2006-03-14
上海是可以怀旧的地方。藏在弄堂深处的那些花园洋房,就像一些出去留过洋又被养在深宅里的大家闺秀,穿着一百年前的欧式衣裙,很淑女也很寂寞地守着黄昏的阳台。在上海西区颇具诗意的的汾阳路上,这些历史悠久的小洋楼,或高贵或优雅地矗立在高大繁茂的梧桐树阴里,犹太人俱乐部、丁贵堂旧居、潘澄波旧居等,当你漫不经心地走过,好象还能听见一阵钢琴声,那是从她们手指流泻出的前尘旧事……

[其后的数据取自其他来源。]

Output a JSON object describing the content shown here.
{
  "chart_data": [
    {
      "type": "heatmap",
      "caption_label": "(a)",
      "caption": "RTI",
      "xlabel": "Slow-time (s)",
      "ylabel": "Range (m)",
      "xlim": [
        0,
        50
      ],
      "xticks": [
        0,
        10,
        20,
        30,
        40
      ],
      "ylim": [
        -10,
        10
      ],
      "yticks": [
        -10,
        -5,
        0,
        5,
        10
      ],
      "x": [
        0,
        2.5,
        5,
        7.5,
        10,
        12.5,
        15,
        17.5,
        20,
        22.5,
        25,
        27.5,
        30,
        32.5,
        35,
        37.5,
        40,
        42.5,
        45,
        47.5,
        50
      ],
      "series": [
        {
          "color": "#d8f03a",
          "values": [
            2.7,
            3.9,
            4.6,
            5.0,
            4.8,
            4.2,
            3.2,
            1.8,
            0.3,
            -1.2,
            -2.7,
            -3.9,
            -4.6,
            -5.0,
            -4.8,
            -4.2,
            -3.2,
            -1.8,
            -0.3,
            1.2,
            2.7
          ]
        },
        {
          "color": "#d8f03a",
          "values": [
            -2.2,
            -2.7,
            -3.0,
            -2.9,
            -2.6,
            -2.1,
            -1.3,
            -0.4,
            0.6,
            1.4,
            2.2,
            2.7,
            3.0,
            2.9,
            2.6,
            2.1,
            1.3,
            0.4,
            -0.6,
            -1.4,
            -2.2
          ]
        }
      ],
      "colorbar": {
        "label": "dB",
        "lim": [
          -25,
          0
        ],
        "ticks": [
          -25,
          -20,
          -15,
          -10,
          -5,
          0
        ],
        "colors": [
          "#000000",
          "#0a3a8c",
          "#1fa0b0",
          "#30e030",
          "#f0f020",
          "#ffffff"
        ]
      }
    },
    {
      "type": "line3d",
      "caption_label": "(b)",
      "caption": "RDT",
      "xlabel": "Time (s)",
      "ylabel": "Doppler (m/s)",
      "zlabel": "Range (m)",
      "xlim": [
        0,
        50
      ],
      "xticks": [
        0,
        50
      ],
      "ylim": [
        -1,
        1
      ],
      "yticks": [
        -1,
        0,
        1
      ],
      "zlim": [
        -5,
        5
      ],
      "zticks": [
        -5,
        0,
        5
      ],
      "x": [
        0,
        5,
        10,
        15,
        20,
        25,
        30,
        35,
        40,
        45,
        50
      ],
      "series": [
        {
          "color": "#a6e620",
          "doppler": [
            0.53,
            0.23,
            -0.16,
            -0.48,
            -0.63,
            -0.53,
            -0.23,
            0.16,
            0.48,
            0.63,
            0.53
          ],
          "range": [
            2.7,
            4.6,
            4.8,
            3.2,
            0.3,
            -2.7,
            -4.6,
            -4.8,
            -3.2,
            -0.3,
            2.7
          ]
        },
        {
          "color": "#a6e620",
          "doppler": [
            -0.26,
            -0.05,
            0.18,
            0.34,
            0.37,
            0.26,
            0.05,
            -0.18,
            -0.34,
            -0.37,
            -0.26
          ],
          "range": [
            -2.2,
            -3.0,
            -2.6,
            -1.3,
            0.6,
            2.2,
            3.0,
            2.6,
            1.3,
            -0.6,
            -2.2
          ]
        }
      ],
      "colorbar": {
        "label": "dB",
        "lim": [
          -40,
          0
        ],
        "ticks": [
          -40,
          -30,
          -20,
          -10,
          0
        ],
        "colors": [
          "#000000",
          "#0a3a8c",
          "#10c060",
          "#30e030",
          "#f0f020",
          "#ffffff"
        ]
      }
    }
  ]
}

游荡在长宁区,走过思南路、华山路、武康路、新华路、愚园路,路边随处可见那些风格各异的私家花园,英国乡村式、西班牙式、法国式、德国式、哥特式、拜占庭式……那都是些摆在街面上给人看的,像明媒正娶的夫人,而要看那些金屋藏娇的情人姨太,还得走进一条一条的里弄深处,越是隐藏深的越修得气派养得豪华。最有代表性的要算愚园路731弄尽头那三座神秘的私宅,为当年国民党三位特务首领拥有,他们品质上乘,但却色泽低调,不声张,躲在巷子的深处,占据安静隐蔽的一隅,紧闭了利于逃遁的前后大门。
上海的私家别墅有5千多座,其中有不少被挂上了“优秀历史建筑”的牌子,每年有一天对公众开放。他们中的80%被各种政府机关占据着,大多是科教文卫单位,像曾经是王伯群金屋藏娇和汪精卫后来也住过的王宅,也叫“汪公馆”,这座建筑面积2千多平方米的英国维多利亚时代哥特式城堡,现在是长宁区少年宫。
有一些洋房被卖给了识货的公司或私人老板,或设为办事处,或开了酒吧餐厅。那座灰白色的“白公馆”就是其中之一,这幢洋楼发生过许多传奇故事,最终因白崇禧、白先勇父子的入住而名噪海上。事过境迁,如今这里已经是“宝莱纳”德国啤酒屋了,菲律宾歌手热情洋溢的演唱,伴随着灯红酒绿鼓乐铿锵的夜晚。有谁还会想起那里曾举办过怎样奢华的家庭宴会吗?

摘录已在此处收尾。